Thoughts on The Family Plot by Cherie Priest

FamilyPlotThe Family Plot by Cherie Priest

Highly Recommend!


Published by Tor Books
Publication Date : September 20th, 2016
Available as eBook & hardback – 365 Pages
Source : Library

Chuck Dutton built Music City Salvage with patience and expertise, stripping historic properties and reselling their bones. Inventory is running low, so he’s thrilled when Augusta Withrow appears in his office offering salvage rights to her entire property. This could be a gold mine, so he assigns his daughter Dahlia to personally oversee the project.

The crew finds a handful of surprises right away. Firstly, the place is in unexpectedly good shape. And then there’s the cemetery, about thirty fallen and overgrown graves dating to the early 1900s, Augusta insists that the cemetery is just a fake, a Halloween prank, so the city gives the go-ahead, the bulldozer revs up, and it turns up human remains. Augusta says she doesn’t know whose body it is or how many others might be present and refuses to answer any more questions. Then she stops answering the phone.

But Dahlia’s concerns about the corpse and Augusta’s disappearance are overshadowed when she begins to realize that she and her crew are not alone, and they’re not welcome at the Withrow estate. They have no idea how much danger they’re in, but they’re starting to get an idea. On the crew’s third night in the house, a storm shuts down the only road to the property. The power goes out. Cell signals are iffy. There’s nowhere to go and no one Dahlia can call for help, even if anyone would believe that she and her crew are being stalked by a murderous phantom. Something at the Withrow mansion is angry and lost, and this is its last chance to raise hell before the house is gone forever. And it seems to be seeking permanent company.

The Family Plot is a haunted house story for the ages-atmospheric, scary, and strange, with a modern gothic sensibility to keep it fresh and interesting-from Cherie Priest, a modern master of supernatural fiction.

Thoughts:
      I’ve tried to read a lot of Cherie Priest’s work and in very few cases have I been able to finish them, and not because I’m not enjoying them! I put down Boneshaker only because of the awful light brown ink in the book (haven’t been able to afford the kindle copy yet), and I am still half way through Four and Twenty Blackbirds (that one was stopped by a week and half of migraines). The books I have finished by Cherie though I’ve really enjoyed. This and Maplecroft both hit it out of the park for me.

    Something Cherie does great in everything she has done, especially the ones I’ve read set in the South is capturing the feel of it. I’m a Tennessee girl, so I’m really picky about the books set here. I’ve DNF’d a great many book for throwing a ‘token southern’ character or setting in and putting every damn stereotype to them. We aren’t all rednecks and ignorant as much as people ask me that at my CURRENT JOB when I mention I’m in TN. I swear… but that’s a rant for another time. Cherie really presents you an authentic feel and presents the mountains as appropriately spooky.
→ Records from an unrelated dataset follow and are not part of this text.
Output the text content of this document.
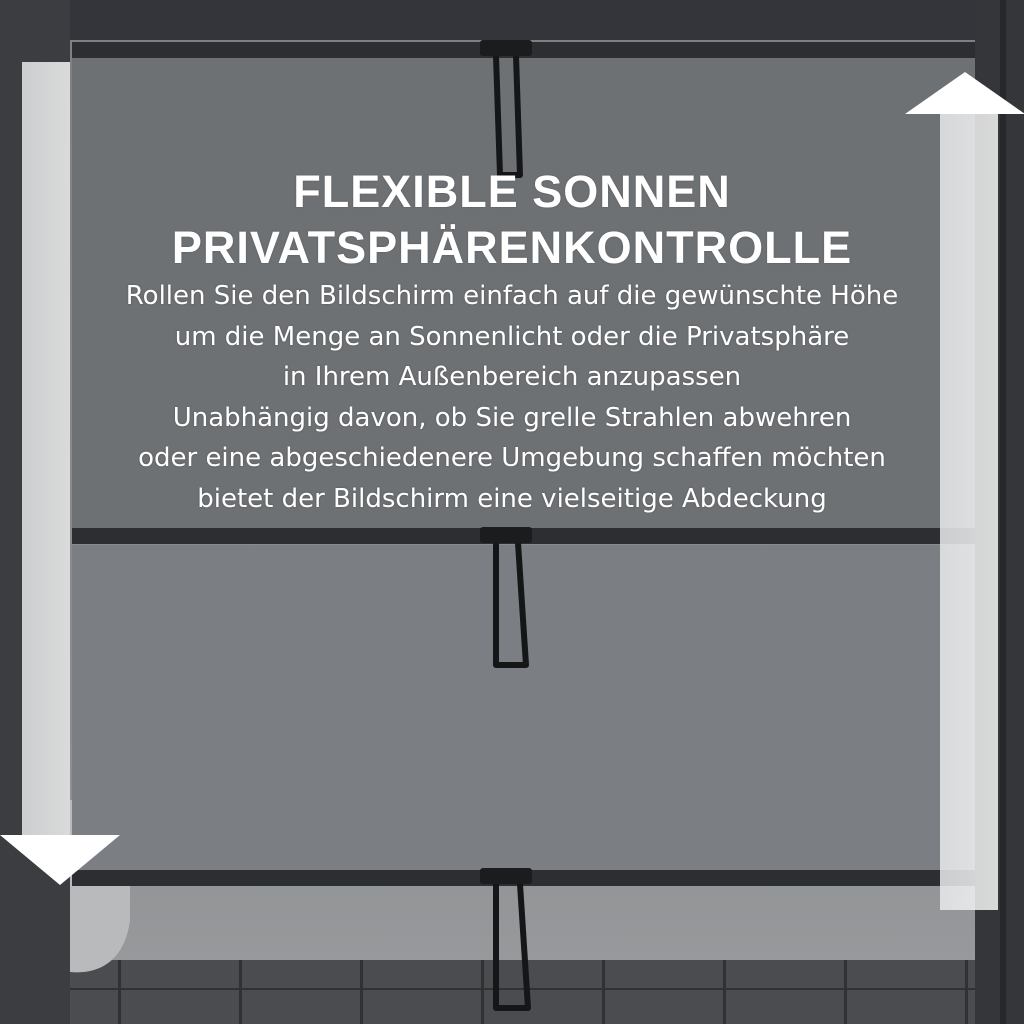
FLEXIBLE SONNEN
PRIVATSPHÄRENKONTROLLE

Rollen Sie den Bildschirm einfach auf die gewünschte Höhe
um die Menge an Sonnenlicht oder die Privatsphäre
in Ihrem Außenbereich anzupassen
Unabhängig davon, ob Sie grelle Strahlen abwehren
oder eine abgeschiedenere Umgebung schaffen möchten
bietet der Bildschirm eine vielseitige Abdeckung
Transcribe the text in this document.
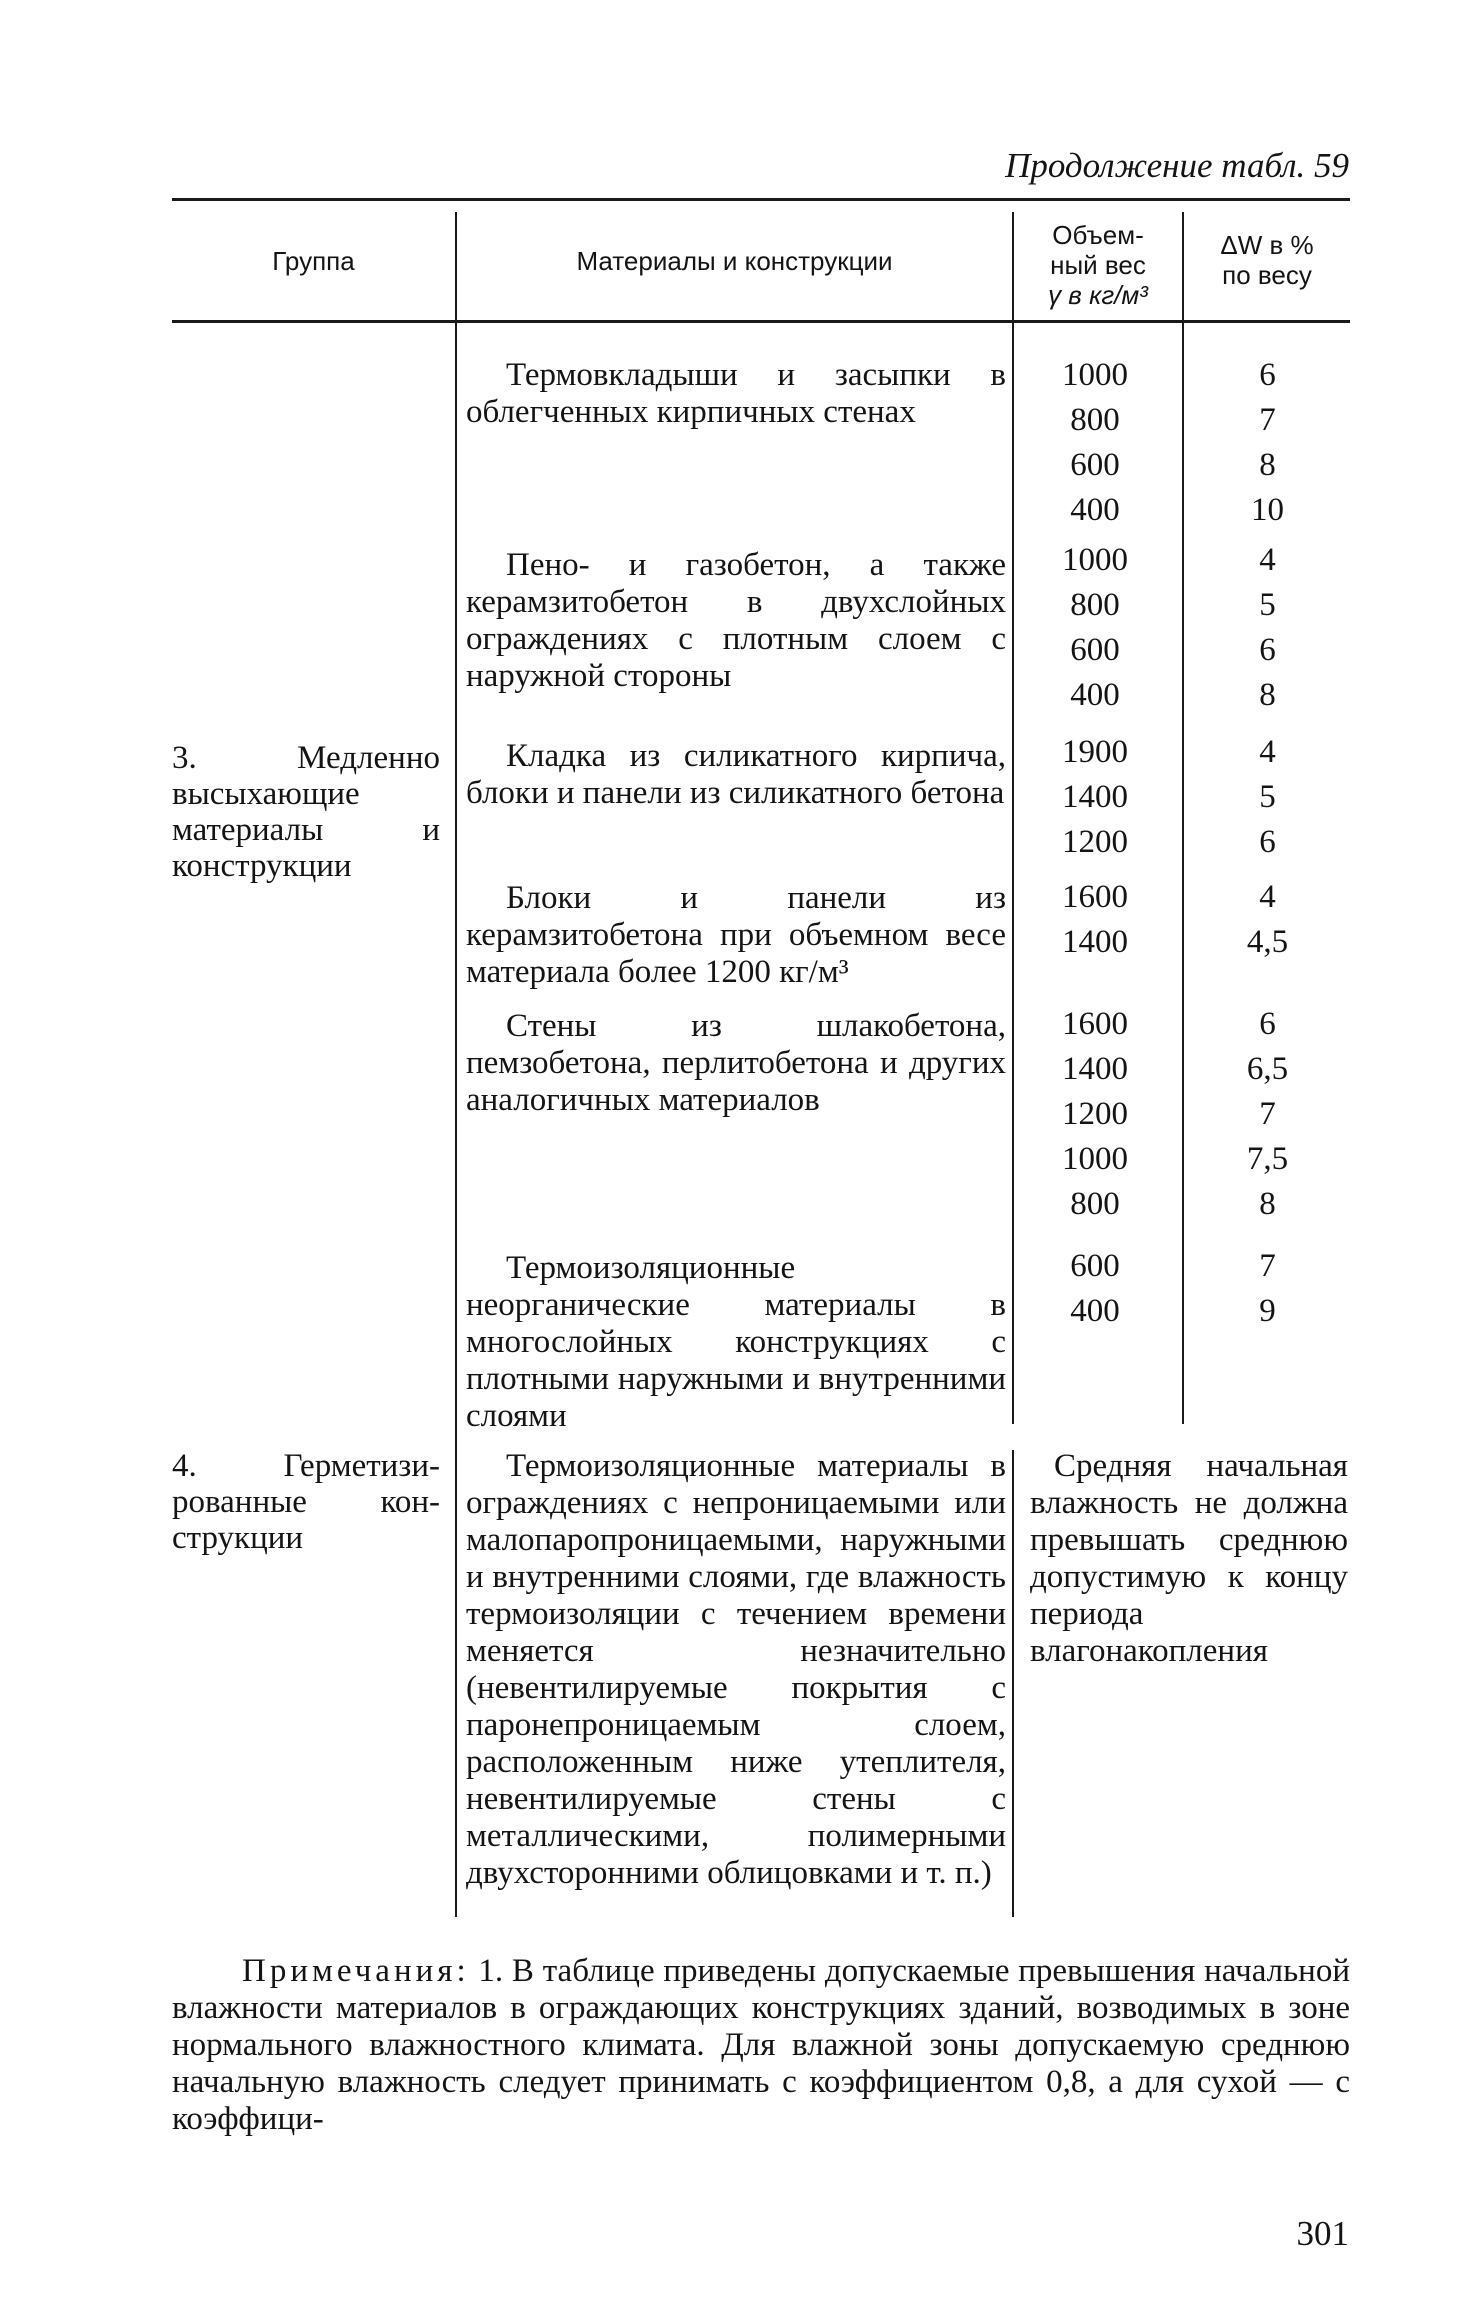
Продолжение табл. 59
Группа	Материалы и конструкции
Объем-
ный вес
γ в кг/м³
ΔW в %
по весу
3. Медленно высыхающие материалы и конструкции
4. Герметизи-рованные кон-струкции
Термовкладыши и засыпки в облегченных кирпичных стенах
1000
800
600
400
6
7
8
10
Пено- и газобетон, а также керамзитобетон в двухслойных ограждениях с плотным слоем с наружной стороны
1000
800
600
400
4
5
6
8
Кладка из силикатного кирпича, блоки и панели из силикатного бетона
1900
1400
1200
4
5
6
Блоки и панели из керамзитобетона при объемном весе материала более 1200 кг/м³
1600
1400
4
4,5
Стены из шлакобетона, пемзобетона, перлитобетона и других аналогичных материалов
1600
1400
1200
1000
800
6
6,5
7
7,5
8
Термоизоляционные неорганические материалы в многослойных конструкциях с плотными наружными и внутренними слоями
600
400
7
9
Термоизоляционные материалы в ограждениях с непроницаемыми или малопаропроницаемыми, наружными и внутренними слоями, где влажность термоизоляции с течением времени меняется незначительно (невентилируемые покрытия с паронепроницаемым слоем, расположенным ниже утеплителя, невентилируемые стены с металлическими, полимерными двухсторонними облицовками и т. п.)
Средняя начальная влажность не должна превышать среднюю допустимую к концу периода влагонакопления
Примечания: 1. В таблице приведены допускаемые превышения начальной влажности материалов в ограждающих конструкциях зданий, возводимых в зоне нормального влажностного климата. Для влажной зоны допускаемую среднюю начальную влажность следует принимать с коэффициентом 0,8, а для сухой — с коэффици-
301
      It is almost a checklist of your classic ghost story, but what really stood out were the characters. Even just the reason for them to be their, to take the house apart sales and pickings, was new. I, weirdly enough, enjoyed a lot of that aspect. The talking of what was good, what could be kept, and the little touches of house history that I feel like Priest when out of her way to find and introduce into the story. This was kept up by characters who sounded like they knew what they were talking about. I believed them all, and enjoyed the diversity in personality on all of them. It was also extremely refreshing to not have a romance, those are so often shoved in their unnecessarily. Instead our lead character is a strong single lead, and even responds to several situations with responses with maturity about that.

      The story also touches on the horror of what women, especially those in in the WWI era would have went through in certain situations (granted our example is a bit psychotic) and what would have happened to someone who behaved outside of the norm. I would read an entire book from Priest set in this era similar to this. Especially if that book featured Hazel. Sold already. That particular era, and the idea of Spiritualism really fascinates me, call it a picked up hobby thanks to Sir Arthur Conan Doyle and my love of Sherlock, but that’s definitely a buzzword for me

      Overall a short but excellent ghost story. It’s a fresh take on the standard horror story, I really recommend it if you’re tired of the same old haunted house stories.